Segundo o professor, para acabar com a prática, o chefe do Executivo tem que enviar um projeto de lei para a Câmara Municipal propondo o fim do apostilamento. “Aquelas pessoas que já adquiriram esse direito continuam recebendo. A partir do momento em que a legislação é alterada, os que vêm a ocupar cargos de confiança não recebem mais as vantagens quando deixam a função”, esclarece.

Pouso Alegre discute regra

Não é só Santa Rita do Sapucaí que possui disparidades na folha salarial por causa do apostilamento. Também no Sul de Minas, Pouso Alegre tem dois motoristas com salários acima do convencional para o cargo.

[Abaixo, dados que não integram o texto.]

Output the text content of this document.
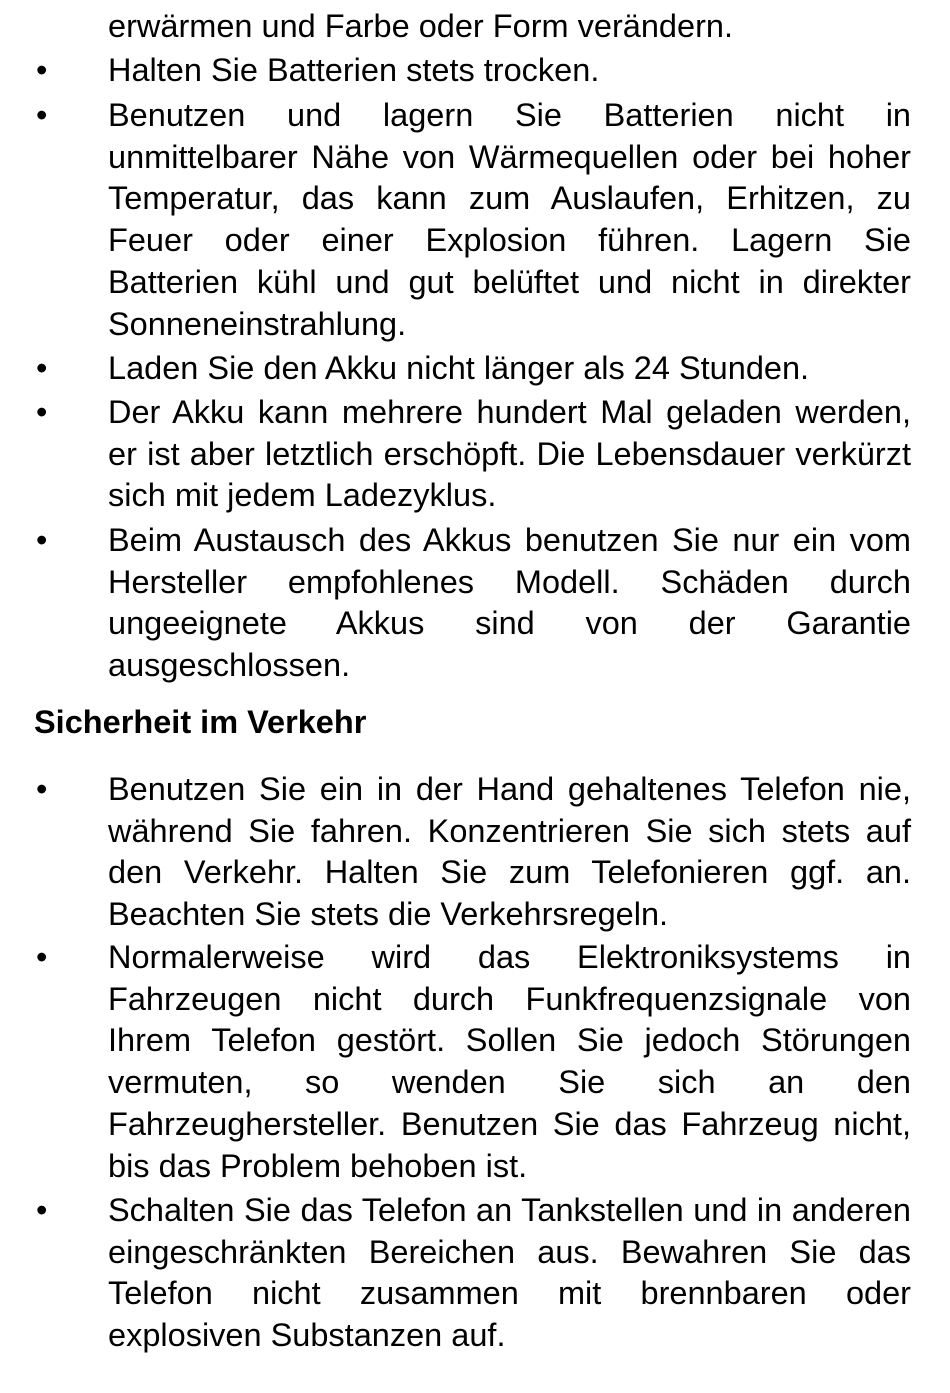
erwärmen und Farbe oder Form verändern.

• Halten Sie Batterien stets trocken.

• Benutzen und lagern Sie Batterien nicht in unmittelbarer Nähe von Wärmequellen oder bei hoher Temperatur, das kann zum Auslaufen, Erhitzen, zu Feuer oder einer Explosion führen. Lagern Sie Batterien kühl und gut belüftet und nicht in direkter Sonneneinstrahlung.

• Laden Sie den Akku nicht länger als 24 Stunden.

• Der Akku kann mehrere hundert Mal geladen werden, er ist aber letztlich erschöpft. Die Lebensdauer verkürzt sich mit jedem Ladezyklus.

• Beim Austausch des Akkus benutzen Sie nur ein vom Hersteller empfohlenes Modell. Schäden durch ungeeignete Akkus sind von der Garantie ausgeschlossen.

Sicherheit im Verkehr
• Benutzen Sie ein in der Hand gehaltenes Telefon nie, während Sie fahren. Konzentrieren Sie sich stets auf den Verkehr. Halten Sie zum Telefonieren ggf. an. Beachten Sie stets die Verkehrsregeln.

• Normalerweise wird das Elektroniksystems in Fahrzeugen nicht durch Funkfrequenzsignale von Ihrem Telefon gestört. Sollen Sie jedoch Störungen vermuten, so wenden Sie sich an den Fahrzeughersteller. Benutzen Sie das Fahrzeug nicht, bis das Problem behoben ist.

• Schalten Sie das Telefon an Tankstellen und in anderen eingeschränkten Bereichen aus. Bewahren Sie das Telefon nicht zusammen mit brennbaren oder explosiven Substanzen auf.
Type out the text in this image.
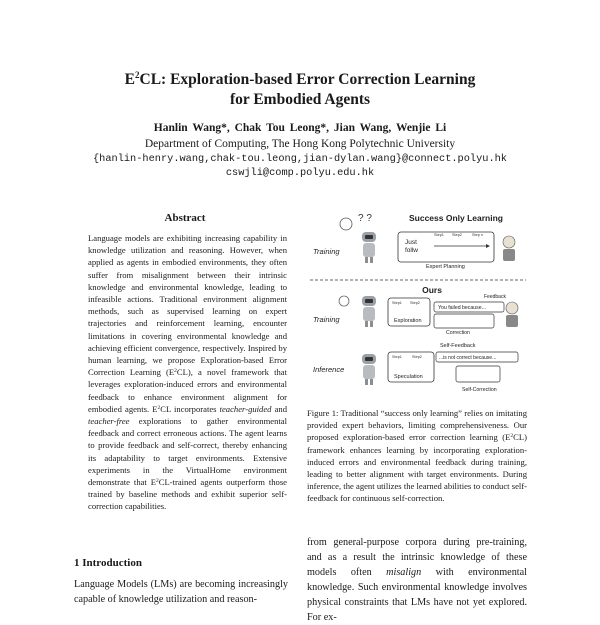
$E^2CL$: Exploration-based Error Correction Learning
for Embodied Agents
Hanlin Wang*, Chak Tou Leong*, Jian Wang, Wenjie Li
Department of Computing, The Hong Kong Polytechnic University
{hanlin-henry.wang,chak-tou.leong,jian-dylan.wang}@connect.polyu.hk
cswjli@comp.polyu.edu.hk
Abstract
Language models are exhibiting increasing capability in knowledge utilization and reasoning. However, when applied as agents in embodied environments, they often suffer from misalignment between their intrinsic knowledge and environmental knowledge, leading to infeasible actions. Traditional environment alignment methods, such as supervised learning on expert trajectories and reinforcement learning, encounter limitations in covering environmental knowledge and achieving efficient convergence, respectively. Inspired by human learning, we propose Exploration-based Error Correction Learning $(E^2CL)$, a novel framework that leverages exploration-induced errors and environmental feedback to enhance environment alignment for embodied agents. $E^2CL$ incorporates teacher-guided and teacher-free explorations to gather environmental feedback and correct erroneous actions. The agent learns to provide feedback and self-correct, thereby enhancing its adaptability to target environments. Extensive experiments in the VirtualHome environment demonstrate that $E^2CL$-trained agents outperform those trained by baseline methods and exhibit superior self-correction capabilities.
1 Introduction
Language Models (LMs) are becoming increasingly capable of knowledge utilization and reason-
Success Only Learning
? ?
Training
Just
follw
Step1 Step2	Step n
Expert Planning
Ours
Training
Step1 Step2
Exploration
Feedback
You failed because...
Correction
Inference
Self-Feedback
Step1	Step2
Speculation
...is not correct because...
Self-Correction
Figure 1: Traditional “success only learning” relies on imitating provided expert behaviors, limiting comprehensiveness. Our proposed exploration-based error correction learning $(E^2CL)$ framework enhances learning by incorporating exploration-induced errors and environmental feedback during training, leading to better alignment with target environments. During inference, the agent utilizes the learned abilities to conduct self-feedback for continuous self-correction.
from general-purpose corpora during pre-training, and as a result the intrinsic knowledge of these models often misalign with environmental knowledge. Such environmental knowledge involves physical constraints that LMs have not yet explored. For ex-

Sterlino Steiner Gonçalves, da Secretaria de Obras, e Pedro Luiz Coutinho, do gabinete do prefeito, recebem R$ 8.600 mensais, conforme o Portal da Transparência, sendo que a média na prefeitura é de R$ 2.208. Segundo o vereador Bruno Dias (PL), eles integram os 400 trabalhadores apostilados da cidade e geram um custo a mais na folha de R$ 4 milhões ao ano.

“Sempre existiu o apostilamento aqui, mas, na década passada, ele foi aumentado. Não é só uma injustiça moral com a população e com os outros servidores, que desempenham a mesma função e têm salários menores, mas uma questão financeira também”, afirma.

Está marcada uma sessão na Câmara para esta quarta, às 16h. Nela, os parlamentares deverão votar, em segundo turno, o projeto que retira da Lei Orgânica o apostilamento. Se for aprovado, o texto seguirá para sanção do prefeito Rafael Tadeu Simões (PSDB). Procurado, ele não se manifestou.